Première adaptation d'un roman pour JJA, en l'occurence celui de J.H. Rosny aîné. Un film fou, à l'instar du tournage, pendant lequel notamment des éléphants grimés en mammouths se retrouvent enlisés dans la boue en Ecosse. Première collaboration avec l'acteur Ron Perlman, qui deviendra un de ses bons amis. Plus d'une fois, la production a failli être interrompue, du fait des coûts mais aussi des changements d'organisation à la Fox. Un jour, Sherry Lansing, qui vient d'être nommée patronne du studio, annonce à Annaud l'abandon du projet. Le réalisateur partage alors un bureau à Los Angeles avec Werner Herzog. Fou de rage, ce dernier fait irruption dans le bureau de Lansing, s'empare d'un coupe-papier et hurle : "Connasse, si tu ne fais pas le film de Jean-Jacques, je me fais hara-kiri sur ta belle moquette blanche et j'irai mourir sur ton canapé tout neuf". Le film sera sauvé, même si Annaud devra feindre un évanouissement lors d'un nouveau report de tournage.


Le Nom de la rose (1986) : l'odieux F. Murray Abraham

Annaud raconte souvent comment sa rencontre avec Sean Connery lui fait l'effet d'une révélation.
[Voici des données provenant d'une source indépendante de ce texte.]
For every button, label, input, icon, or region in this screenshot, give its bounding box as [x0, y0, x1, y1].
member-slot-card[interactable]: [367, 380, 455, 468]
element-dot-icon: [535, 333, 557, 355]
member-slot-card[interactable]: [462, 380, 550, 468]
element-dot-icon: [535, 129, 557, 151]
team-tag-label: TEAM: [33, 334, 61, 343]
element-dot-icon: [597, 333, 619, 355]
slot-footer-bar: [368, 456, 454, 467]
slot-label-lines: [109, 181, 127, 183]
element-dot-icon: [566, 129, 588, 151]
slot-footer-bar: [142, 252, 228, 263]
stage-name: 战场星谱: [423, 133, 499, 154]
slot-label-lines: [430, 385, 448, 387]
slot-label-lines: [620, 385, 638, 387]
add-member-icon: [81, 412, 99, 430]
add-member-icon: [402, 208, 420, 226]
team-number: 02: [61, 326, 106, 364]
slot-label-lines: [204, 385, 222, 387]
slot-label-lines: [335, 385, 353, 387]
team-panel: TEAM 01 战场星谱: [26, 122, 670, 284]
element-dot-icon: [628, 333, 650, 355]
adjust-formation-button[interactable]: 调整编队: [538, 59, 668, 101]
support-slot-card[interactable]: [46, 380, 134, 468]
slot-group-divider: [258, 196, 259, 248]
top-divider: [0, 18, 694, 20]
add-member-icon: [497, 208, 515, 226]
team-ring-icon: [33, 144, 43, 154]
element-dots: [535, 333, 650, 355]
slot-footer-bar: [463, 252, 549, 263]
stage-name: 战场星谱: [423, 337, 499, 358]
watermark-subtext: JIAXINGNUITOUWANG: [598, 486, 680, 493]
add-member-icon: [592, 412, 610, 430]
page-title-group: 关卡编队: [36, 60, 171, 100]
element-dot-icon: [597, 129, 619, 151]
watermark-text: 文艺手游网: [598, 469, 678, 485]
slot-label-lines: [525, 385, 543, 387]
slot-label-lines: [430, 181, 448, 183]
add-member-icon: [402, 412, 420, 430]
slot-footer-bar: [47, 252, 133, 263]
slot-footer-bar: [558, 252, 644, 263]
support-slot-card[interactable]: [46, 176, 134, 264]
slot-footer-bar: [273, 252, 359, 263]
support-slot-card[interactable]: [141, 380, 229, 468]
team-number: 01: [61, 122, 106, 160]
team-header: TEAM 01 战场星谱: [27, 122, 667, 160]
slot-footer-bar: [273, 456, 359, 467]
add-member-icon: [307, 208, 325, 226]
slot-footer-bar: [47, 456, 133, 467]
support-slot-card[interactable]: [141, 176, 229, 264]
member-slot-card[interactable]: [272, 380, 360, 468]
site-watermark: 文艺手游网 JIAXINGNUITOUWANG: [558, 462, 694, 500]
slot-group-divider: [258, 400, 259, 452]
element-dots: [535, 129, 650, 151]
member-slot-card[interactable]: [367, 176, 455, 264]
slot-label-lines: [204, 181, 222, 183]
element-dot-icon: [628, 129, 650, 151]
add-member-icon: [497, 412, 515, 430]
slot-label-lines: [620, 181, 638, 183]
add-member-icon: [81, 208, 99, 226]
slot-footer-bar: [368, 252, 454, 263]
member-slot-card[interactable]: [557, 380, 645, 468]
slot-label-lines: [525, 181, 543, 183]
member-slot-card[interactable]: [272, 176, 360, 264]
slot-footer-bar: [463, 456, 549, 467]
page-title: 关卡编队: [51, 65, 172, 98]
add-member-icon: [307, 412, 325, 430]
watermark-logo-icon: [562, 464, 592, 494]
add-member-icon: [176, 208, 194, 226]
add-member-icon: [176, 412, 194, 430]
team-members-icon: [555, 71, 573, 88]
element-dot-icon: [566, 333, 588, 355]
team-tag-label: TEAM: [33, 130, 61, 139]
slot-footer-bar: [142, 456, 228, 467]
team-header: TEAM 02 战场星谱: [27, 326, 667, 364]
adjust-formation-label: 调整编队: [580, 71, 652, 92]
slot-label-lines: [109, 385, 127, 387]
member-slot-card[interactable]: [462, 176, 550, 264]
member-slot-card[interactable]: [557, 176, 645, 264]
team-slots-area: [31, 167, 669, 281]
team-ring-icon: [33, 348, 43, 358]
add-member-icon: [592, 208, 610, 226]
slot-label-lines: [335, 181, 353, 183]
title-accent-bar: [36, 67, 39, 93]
S'il ne tarit pas d'éloges sur l'acteur écossais, il explique comment Michael Caine a intenté un procès aux producteurs pour ne pas avoir obtenu le rôle principal - il a été débouté. Surtout, il évoque F. Murray Abraham, qui s'avère odieux dès le casting : "Je suis venu parce que je veux le rôle que vous avez donné à cet imbécile de Sean Connery". Pendant le tournage,  il est atroce, arrivant en retard, tenant des propos arrogants ou insultants, au point que Connery veut organiser une pétition pour le virer. Revanche d'Annaud, qui après examen du contrat décale la dernière scène de F. Murray Abraham au dernier jour de tournage, ce qui oblige l'acteur à rester sur place, en Allemagne, à ses frais. Le cinéaste lui annonce la nouvelle : "Il me regarde, me fait un grand sourire et il me dit : 'Touché !'Il était content. Un truc de fou".


L'Ours (1988) : le pari de Berri

Claude Berri courtise Annaud depuis l'Oscar de La Victoire en chantant. Le producteur est aussi roublard que généreux. Il décide de produire L'Ours mais la production s'annonce très compliquée et coûteuse. ,JJA raconte que Berri le convoque dans son bureau et lui dit : "'Chéri, j'ai quelque chose de très important à te demander. Regarde-moi dans les yeux et dis-moi la vérité : est-ce que tu es sûr que tu vas y arriver ?' Droit dans les yeux, je lui réponds : 'Non'. Et lui, sans l'ombre d'une hésitation : 'Alors, on y va !'."